The second is that the Mexican government cannot and should not intervene in the internal affairs of another nation, but it definitely should advance its interests. In the case of the U.S., this fine line is somewhat difficult to draw, if not artificial, due to the fact that the two societies and their economies are so profoundly intertwined. Although the Mexican government should articulate a strategy that would redress the poor reputation of Mexico exhibited in this electoral contest, it is clear that it is the Mexican society, and not the government, that should respond to the insults heaped upon us by Trump. It is sufficient to remember that the declarations of Fox as well the invitation issued to Trump inflated his electoral stakes. Better for artists, literati, entrepreneurs and chefs to stalwartly defend and advance a fairer picture of Mexico than our beleaguered -and ignorant-politicians.

The geopolitical reality obliges Mexico to get along and build with the Americans and we are the ones who, in the absence of visionary leadership on their part, will be required to take the initiative. Thus, whatever the electoral scenario of next November 8th, Mexico will have no alternative to that of seeking out the best way to attenuate electoral broadsides and to correct its own dearth of strategic lucidity in the relationship.
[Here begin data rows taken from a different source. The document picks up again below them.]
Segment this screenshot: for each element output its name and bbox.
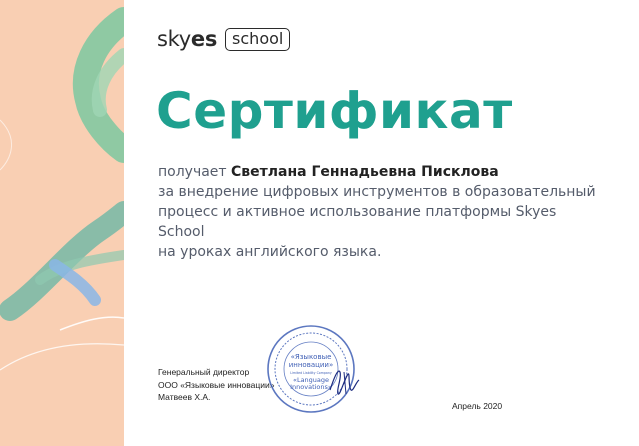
stamp-text-2: инновации» — [288, 361, 334, 369]
stamp-text-4: Innovations» — [290, 383, 332, 391]
stamp-text-1: «Языковые — [290, 353, 332, 361]
signer-name: Матвеев Х.А. — [158, 392, 211, 402]
brush-strokes-illustration — [0, 0, 124, 446]
logo-school-badge: school — [225, 28, 290, 51]
recipient-prefix: получает — [158, 164, 227, 180]
certificate-body — [158, 162, 598, 262]
signer-company: ООО «Языковые инновации» — [158, 379, 275, 390]
certificate-title: Сертификат — [156, 82, 513, 140]
body-line-2: процесс и активное использование платформы Skyes School — [158, 204, 557, 240]
skyes-school-logo — [157, 27, 290, 51]
recipient-line — [158, 162, 598, 182]
body-line-3: на уроках английского языка. — [158, 244, 382, 260]
stamp-text-3: «Language — [292, 376, 330, 384]
signer-position: Генеральный директор — [158, 367, 250, 377]
logo-es-text: es — [190, 27, 218, 51]
stamp-small-text: Limited Liability Company — [290, 371, 332, 375]
decorative-side-panel — [0, 0, 124, 446]
logo-sky-text: sky — [157, 27, 191, 51]
logo-wordmark — [157, 27, 217, 51]
handwritten-signature — [324, 360, 364, 400]
body-line-1: за внедрение цифровых инструментов в образовательный — [158, 184, 596, 200]
recipient-name: Светлана Геннадьевна Писклова — [231, 164, 499, 180]
issue-date: Апрель 2020 — [452, 401, 503, 411]
signer-block — [158, 366, 274, 404]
Finally, much of what was addressed in the U.S. elections and its effects (for example, on the peso) have to do with what has not been accomplished within Mexico itself. Mexico continue to be a society dependent on low salaries to be competitive, we have returned to financial policies that render economic stability vulnerable and we have not grown up to the need to agree on a political process to settle disputes in general and over the economy in particular. Hence the unending disputes that consume the country and that proved so dangerous through this campaign. As long as we do not attend to these issues, Mexico will continue to produce risk factors that feed into those originating in the outside.